By the sounds of the pandemonium coming out of the Woking dressing room just after 5pm last Sunday, there wasn’t much washing being done. A few light refreshments perhaps not helping with the disorientation.
Captain Casey has the distinct scent only football can really produce when he set aside a few minutes after things had calmed down.
The type of aroma wafting through Anfield and Amsterdam over the past few days. The sweet smell of odds defying, eau de comeback. Fragrant and fantastic, if you could bottle it you’d make a small fortune.
It was half-an-hour after perhaps the highlight of his career so far.
Two goals down with 14 minutes left on the clock, Wealdstone appeared to have done a job on Alan Dowson’s side. They looked beaten. To most, they probably were.
Then something very special happened. Save for their FA Cup exploits, a 14 minute period Woking fans have been starved of for so long.
Casey wasn’t here to see relegation unfold twelve months before. He was actually trying to swap places with them.
A year ago he was in the Hampton team whose hearts were broken by Braintree in the National League South Promotion Final on penalty kicks. Had Lady Luck looked the other way, perhaps he and his manager wouldn’t be leading Sunday’s pre-match team-talks.
The thing is about Casey is that he cares. Woking fans will certainly back that up. His summer was a write off from the moment a whole season was undone by one kick in south west London.
Even a move to Woking alongside manager Dowson couldn’t totally take his mind off it.
There won’t be many players at the National League South promotion shoot-out against Welling United that victory would mean more to.
“You just replay it over and over again in your mind,” he said.
“You go to sleep thinking about it, you re-live moments of the game in your head thinking ‘what if this happened, what if I had done this’.
“I said to the (Woking) players at half-time, you don’t want the what ifs or the regrets.
“It’s a long summer when that happens. It eats away at you and eats away at you. We’re telling the squad now because there are a lot of players here who haven’t been involved in play-off finals before.
“To get this club up and experiencing promotion would be the best feeling ever. But it’s the fear of not doing it that drives you on even more.”

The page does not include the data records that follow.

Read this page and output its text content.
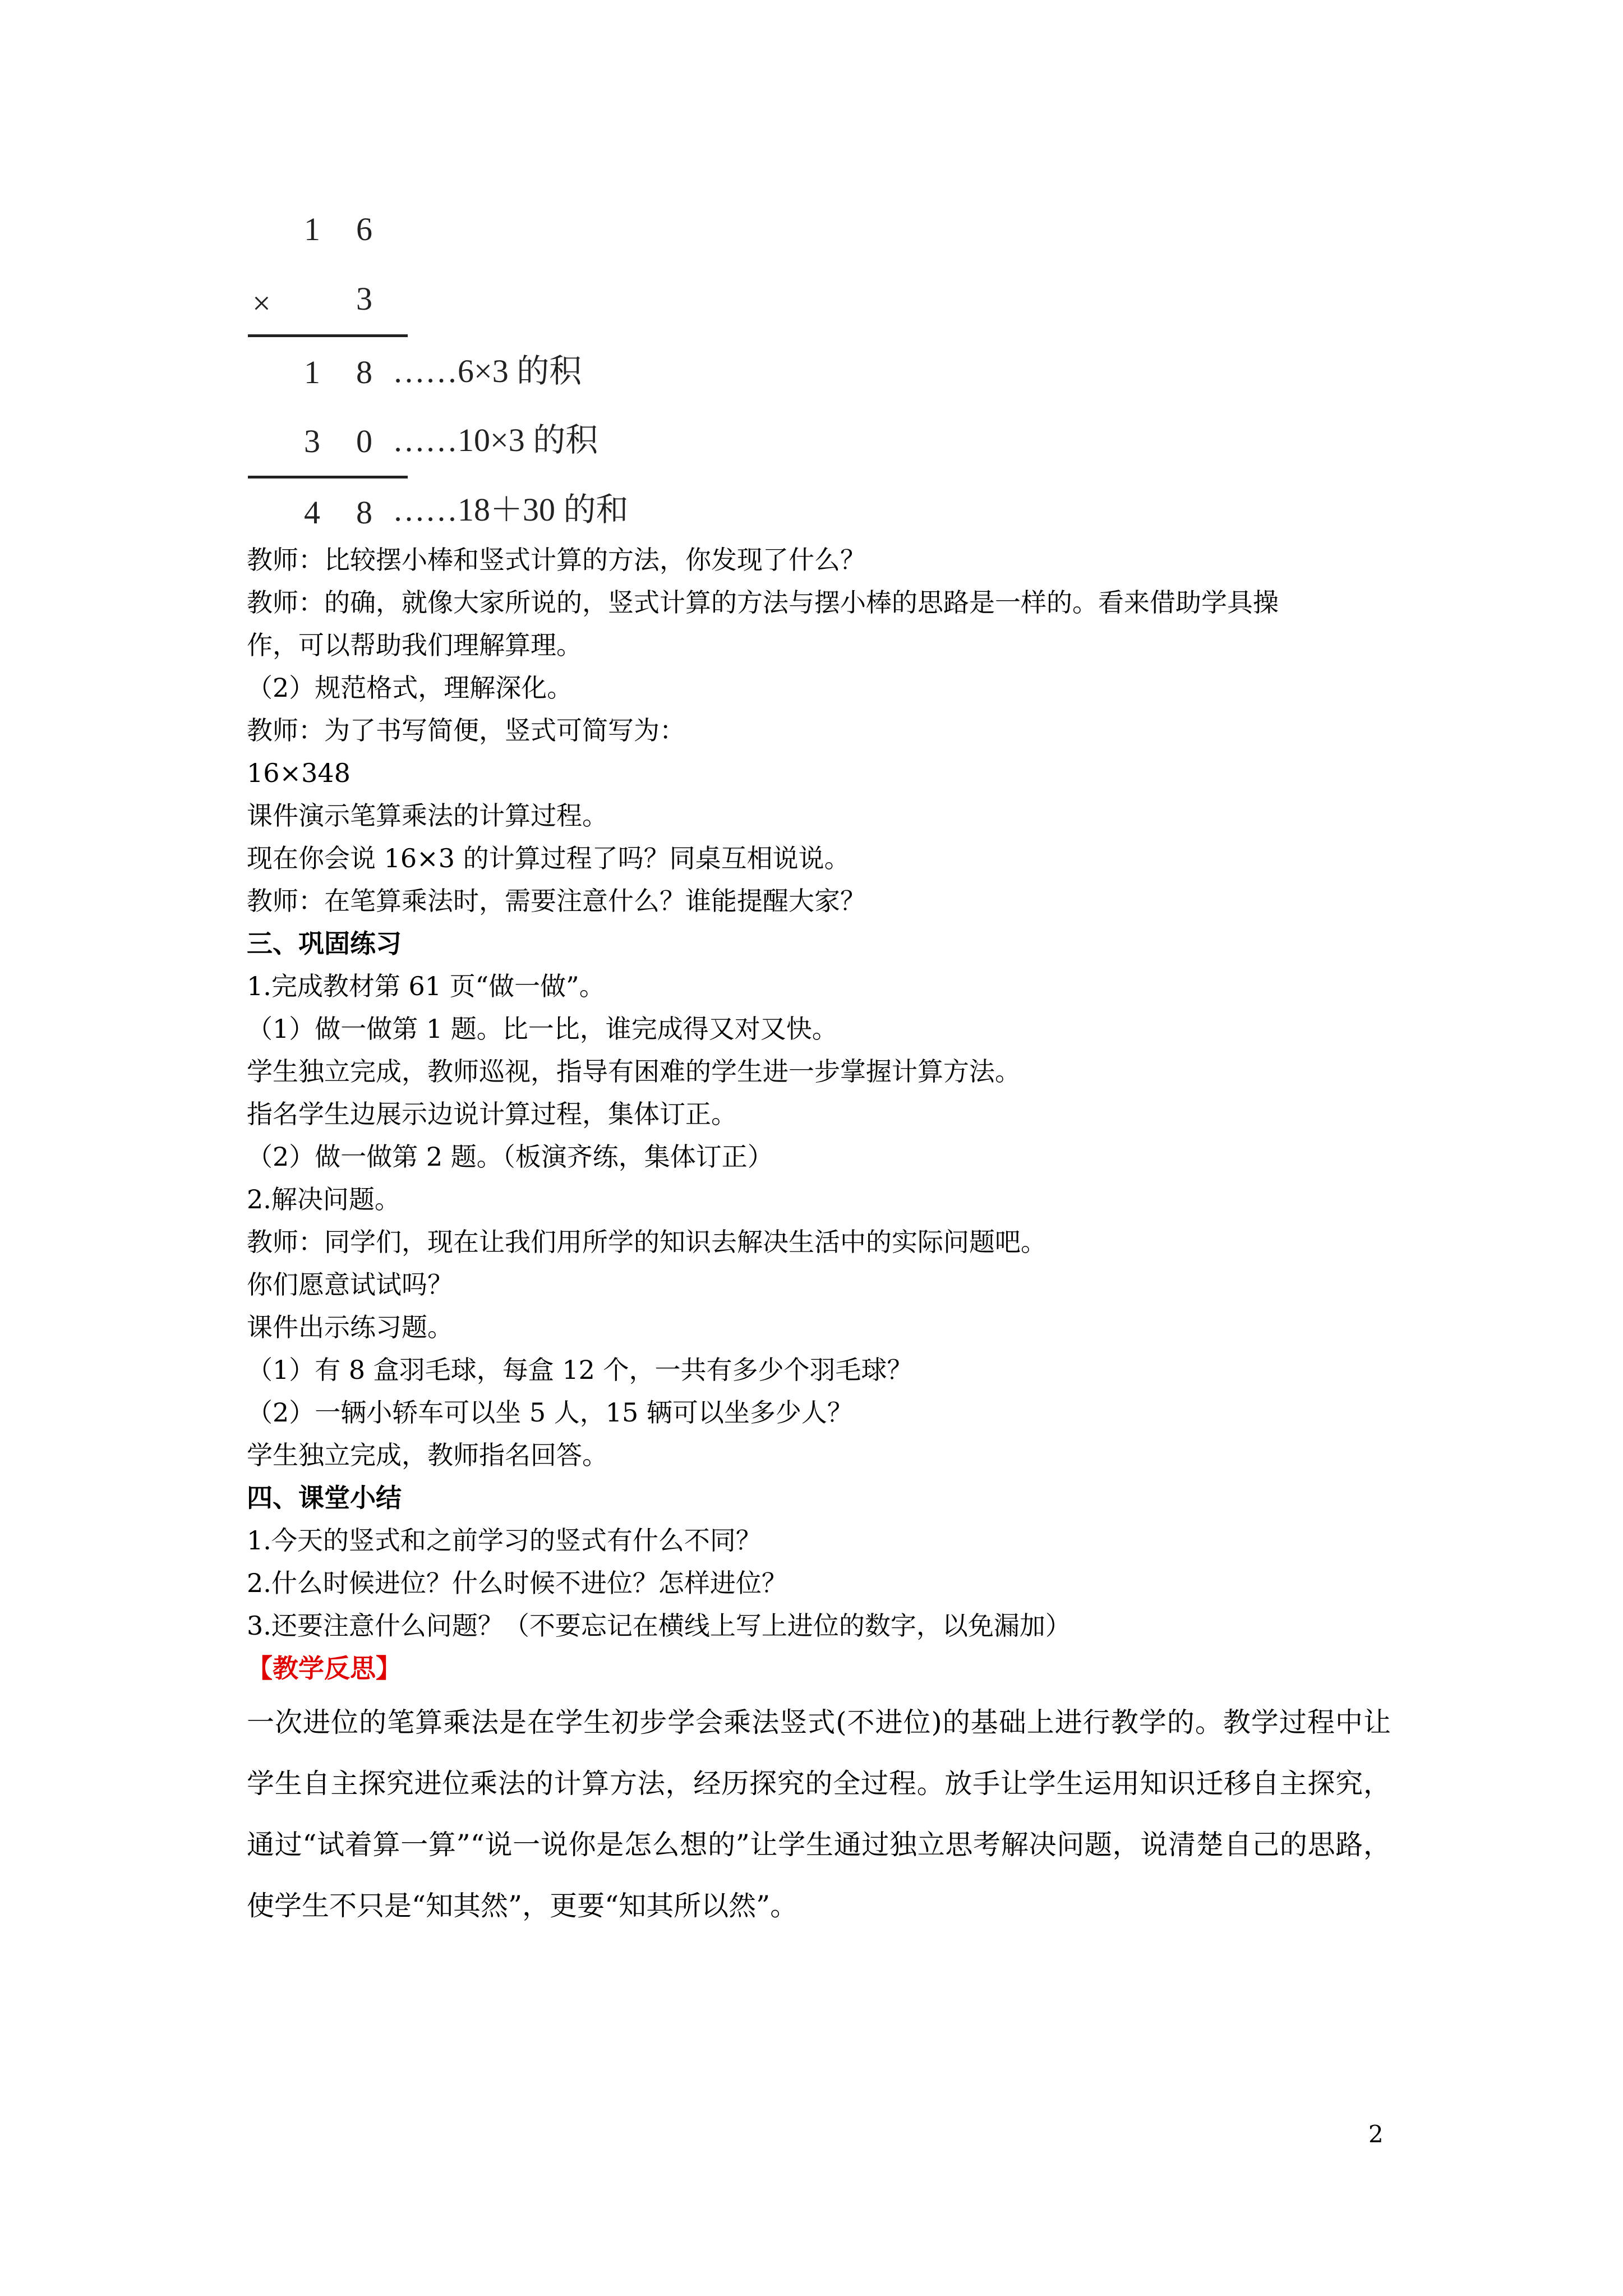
1 6
×	3
1 8 ……6×3 的积
3 0 ……10×3 的积
4 8 ……18＋30 的和
教师：比较摆小棒和竖式计算的方法，你发现了什么？
教师：的确，就像大家所说的，竖式计算的方法与摆小棒的思路是一样的。看来借助学具操
作，可以帮助我们理解算理。
（2）规范格式，理解深化。
教师：为了书写简便，竖式可简写为：
16×348
课件演示笔算乘法的计算过程。
现在你会说 16×3 的计算过程了吗？同桌互相说说。
教师：在笔算乘法时，需要注意什么？谁能提醒大家？
三、巩固练习
1.完成教材第 61 页“做一做”。
（1）做一做第 1 题。比一比，谁完成得又对又快。
学生独立完成，教师巡视，指导有困难的学生进一步掌握计算方法。
指名学生边展示边说计算过程，集体订正。
（2）做一做第 2 题。（板演齐练，集体订正）
2.解决问题。
教师：同学们，现在让我们用所学的知识去解决生活中的实际问题吧。
你们愿意试试吗？
课件出示练习题。
（1）有 8 盒羽毛球，每盒 12 个，一共有多少个羽毛球？
（2）一辆小轿车可以坐 5 人，15 辆可以坐多少人？
学生独立完成，教师指名回答。
四、课堂小结
1.今天的竖式和之前学习的竖式有什么不同？
2.什么时候进位？什么时候不进位？怎样进位？
3.还要注意什么问题？（不要忘记在横线上写上进位的数字，以免漏加）
【教学反思】
一次进位的笔算乘法是在学生初步学会乘法竖式(不进位)的基础上进行教学的。教学过程中让学生自主探究进位乘法的计算方法，经历探究的全过程。放手让学生运用知识迁移自主探究，通过“试着算一算”“说一说你是怎么想的”让学生通过独立思考解决问题，说清楚自己的思路，使学生不只是“知其然”，更要“知其所以然”。
2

Now for Welling, and after kick-starting a week of comebacks can the Cards cross the finishing line and secure promotion back into the National League at the first time of asking?
“Momentum is the biggest thing in football there is, it’s now as case of bottling that and taking it into Sunday’s final,” he said. “It showed the character we have.
“It will be a different game to last year’s final. First of all it’s second v third which I think is great.
“Braintree ended seventh and approached the Hampton game as a free hit, and they said before that they’ve done well whatever happened.
“That’s dangerous. Welling have more of an expectation that they should be in the league above and they have the players - so there’s a lot on it. Both teams will be expected to go up, so it will make for an interesting final.”